China’s Economic Growth Slows Significantly in the Second Quarter, Below Industry Expectations.

The National Bureau of Statistics of the People’s Republic of China recently released data showing that the GDP (Gross Domestic Product) growth rate for the second quarter has slowed to 4.3%, lower than the 5% growth rate in the first quarter of this year and below the expectations of industry experts.

On July 15th, Deputy Director of the National Bureau of Statistics of China, Mao Shengyong, announced that the country’s GDP for the first half of the year totaled 69.57 trillion Yuan in constant prices, showing a 4.7% year-on-year increase. In terms of quarterly growth, the GDP in the second quarter increased by 4.3%. Compared with the previous quarter, the GDP in the second quarter grew by 0.9%.

The reported GDP growth rate by the Chinese authorities is lower than the forecasts of many industry experts. According to a report by China’s “Time Weekly” on July 11th, research institutions such as the Minsheng Bank Research Institute and Yuekai Securities predicted that the second-quarter GDP growth rate in China would be lower than the first quarter. Among these institutions, four predicted a 4.5% growth rate, two predicted 4.4%, one predicted 4.7%, and one predicted 4.2%.

The Minsheng Bank Research Institute believes that factors such as changes in the external situation, marginal easing of fiscal policy, and pressure on household balance sheets have led to a “differentiated K-shaped” economic pattern in China in the second quarter, with external demand stronger than internal demand, upstream stronger than downstream, and new momentum stronger than old momentum.

Chief Economist of Yuekai Securities, Luo Zhiheng, believes that the economic trend in China for the latter half of the year will depend on two key factors – “real estate” and “exports.” While some first-tier cities have seen stabilization in second-hand housing prices, the overall real estate sales and investments in China still face pressure.

A survey conducted by Agence France-Presse with 11 economists found that they all agreed on China’s weak economic performance in the second quarter, with growth likely to be around 4.5%, significantly lower than the 5% in the first quarter.

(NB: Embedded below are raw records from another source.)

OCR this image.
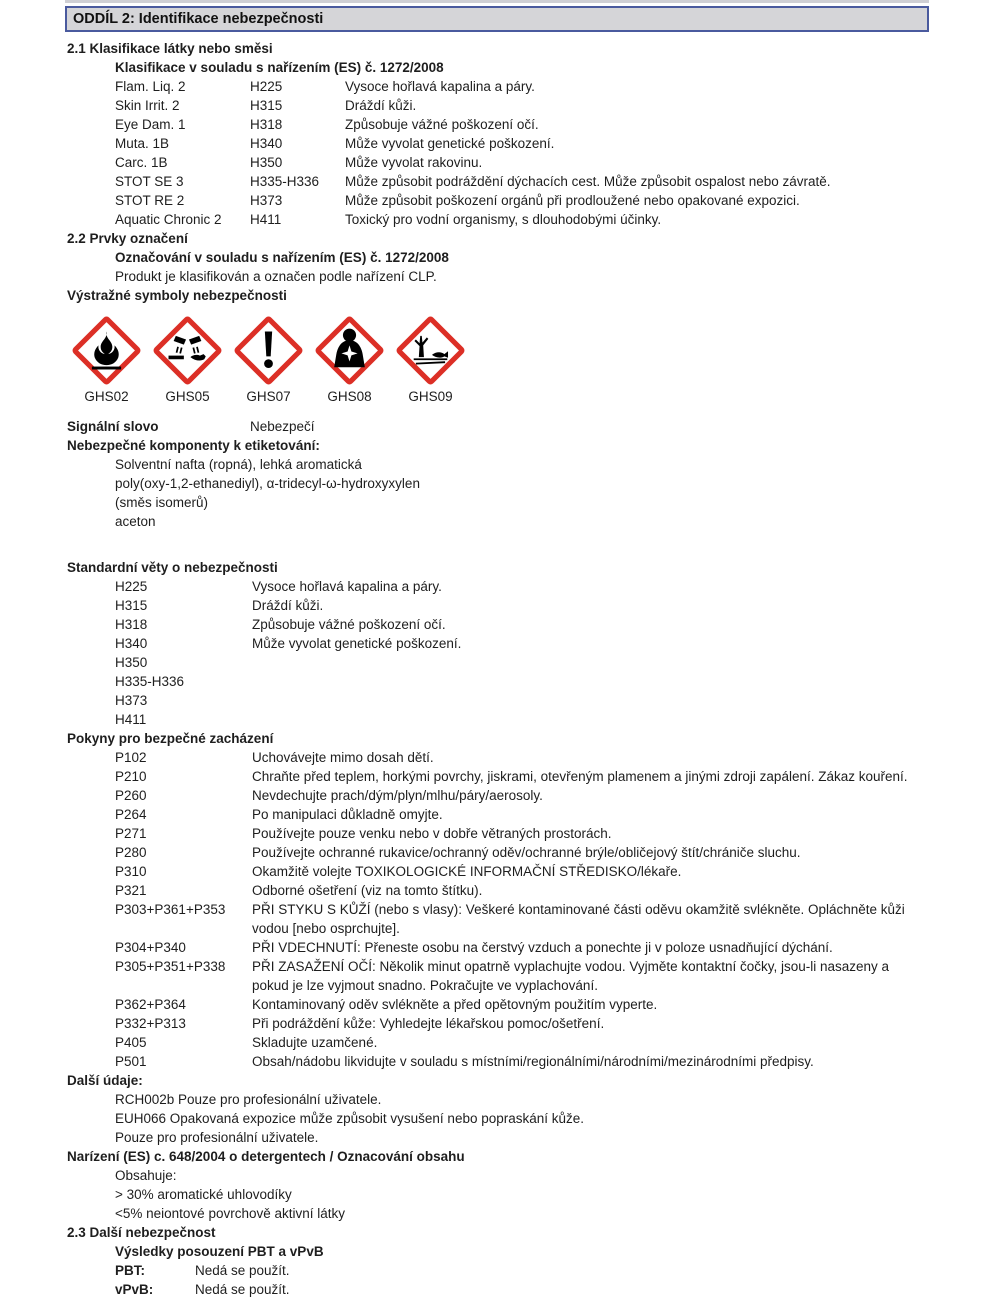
ODDÍL 2: Identifikace nebezpečnosti
2.1 Klasifikace látky nebo směsi
Klasifikace v souladu s nařízením (ES) č. 1272/2008
Flam. Liq. 2	H225	Vysoce hořlavá kapalina a páry.
Skin Irrit. 2	H315	Dráždí kůži.
Eye Dam. 1	H318	Způsobuje vážné poškození očí.
Muta. 1B	H340	Může vyvolat genetické poškození.
Carc. 1B	H350	Může vyvolat rakovinu.
STOT SE 3	H335-H336	Může způsobit podráždění dýchacích cest. Může způsobit ospalost nebo závratě.
STOT RE 2	H373	Může způsobit poškození orgánů při prodloužené nebo opakované expozici.
Aquatic Chronic 2	H411	Toxický pro vodní organismy, s dlouhodobými účinky.
2.2 Prvky označení
Označování v souladu s nařízením (ES) č. 1272/2008
Produkt je klasifikován a označen podle nařízení CLP.
Výstražné symboly nebezpečnosti
GHS02	GHS05	GHS07	GHS08	GHS09
Signální slovo	Nebezpečí
Nebezpečné komponenty k etiketování:
Solventní nafta (ropná), lehká aromatická
poly(oxy-1,2-ethanediyl), α-tridecyl-ω-hydroxyxylen
(směs isomerů)
aceton
Standardní věty o nebezpečnosti
H225	Vysoce hořlavá kapalina a páry.
H315	Dráždí kůži.
H318	Způsobuje vážné poškození očí.
H340	Může vyvolat genetické poškození.
H350
H335-H336
H373
H411
Pokyny pro bezpečné zacházení
P102	Uchovávejte mimo dosah dětí.
P210	Chraňte před teplem, horkými povrchy, jiskrami, otevřeným plamenem a jinými zdroji zapálení. Zákaz kouření.
P260	Nevdechujte prach/dým/plyn/mlhu/páry/aerosoly.
P264	Po manipulaci důkladně omyjte.
P271	Používejte pouze venku nebo v dobře větraných prostorách.
P280	Používejte ochranné rukavice/ochranný oděv/ochranné brýle/obličejový štít/chrániče sluchu.
P310	Okamžitě volejte TOXIKOLOGICKÉ INFORMAČNÍ STŘEDISKO/lékaře.
P321	Odborné ošetření (viz na tomto štítku).
P303+P361+P353	PŘI STYKU S KŮŽÍ (nebo s vlasy): Veškeré kontaminované části oděvu okamžitě svlékněte. Opláchněte kůži vodou [nebo osprchujte].
P304+P340	PŘI VDECHNUTÍ: Přeneste osobu na čerstvý vzduch a ponechte ji v poloze usnadňující dýchání.
P305+P351+P338	PŘI ZASAŽENÍ OČÍ: Několik minut opatrně vyplachujte vodou. Vyjměte kontaktní čočky, jsou-li nasazeny a pokud je lze vyjmout snadno. Pokračujte ve vyplachování.
P362+P364	Kontaminovaný oděv svlékněte a před opětovným použitím vyperte.
P332+P313	Při podráždění kůže: Vyhledejte lékařskou pomoc/ošetření.
P405	Skladujte uzamčené.
P501	Obsah/nádobu likvidujte v souladu s místními/regionálními/národními/mezinárodními předpisy.
Další údaje:
RCH002b Pouze pro profesionální uživatele.
EUH066 Opakovaná expozice může způsobit vysušení nebo popraskání kůže.
Pouze pro profesionální uživatele.
Narízení (ES) c. 648/2004 o detergentech / Oznacování obsahu
Obsahuje:
> 30% aromatické uhlovodíky
<5% neiontové povrchově aktivní látky
2.3 Další nebezpečnost
Výsledky posouzení PBT a vPvB
PBT:	Nedá se použít.
vPvB:	Nedá se použít.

Economists attribute this weak performance to the impact of the Iran conflict, leading to decreased demand in overseas markets. With domestic demand remaining soft, China’s economy is increasingly relying on export trade to alleviate the pressure from insufficient domestic demand.

They also point out that since 2020, China’s domestic economy has been plagued by a real estate crisis, with no signs yet of the crisis bottoming out. Therefore, it is hard to imagine a rebound in domestic consumption.

Morgan Stanley’s Chief Economist for China, Xing Ziqiang, mentioned in a recent interview with Bloomberg that China’s GDP growth rate in the second quarter is likely around 4.4%.

He indicated that daily retail demand in China remains quite weak, and the Producer Price Index (PPI) may have already peaked since the profit margins in conventional bulk commodity industries have remained stable, without benefiting from upstream price increases. The data suggests that rapid inflation is largely an illusion.

In a recent report, Citibank stated that China’s economic slowdown in the second quarter is largely due to the underestimated “actual fiscal tightening” by the market. Despite Beijing’s inclination to support economic growth, both central and local government fiscal support have fallen below expectations.

Citibank defines this “actual fiscal tightening” as a situation where, without formally cutting expenditures, the level of fiscal policy support for economic growth has actually weakened.

Citibank noted that the reduction in public expenditure has become a significant factor hampering investment and consumption. With the real estate market in continual decline and a fragile domestic demand base, an unexpected fiscal tightening has emerged, creating a disconnect with the economic growth targets set by policymakers.

Citibank uses the notable slowdown in fixed asset investment and weak retail consumption as evidence, suggesting that the decline in fiscal support is suppressing domestic demand. The report also highlights that the reduction in subsidies for consumer goods trade-ins and delays in government funding disbursement have similarly hindered household consumption in the second quarter.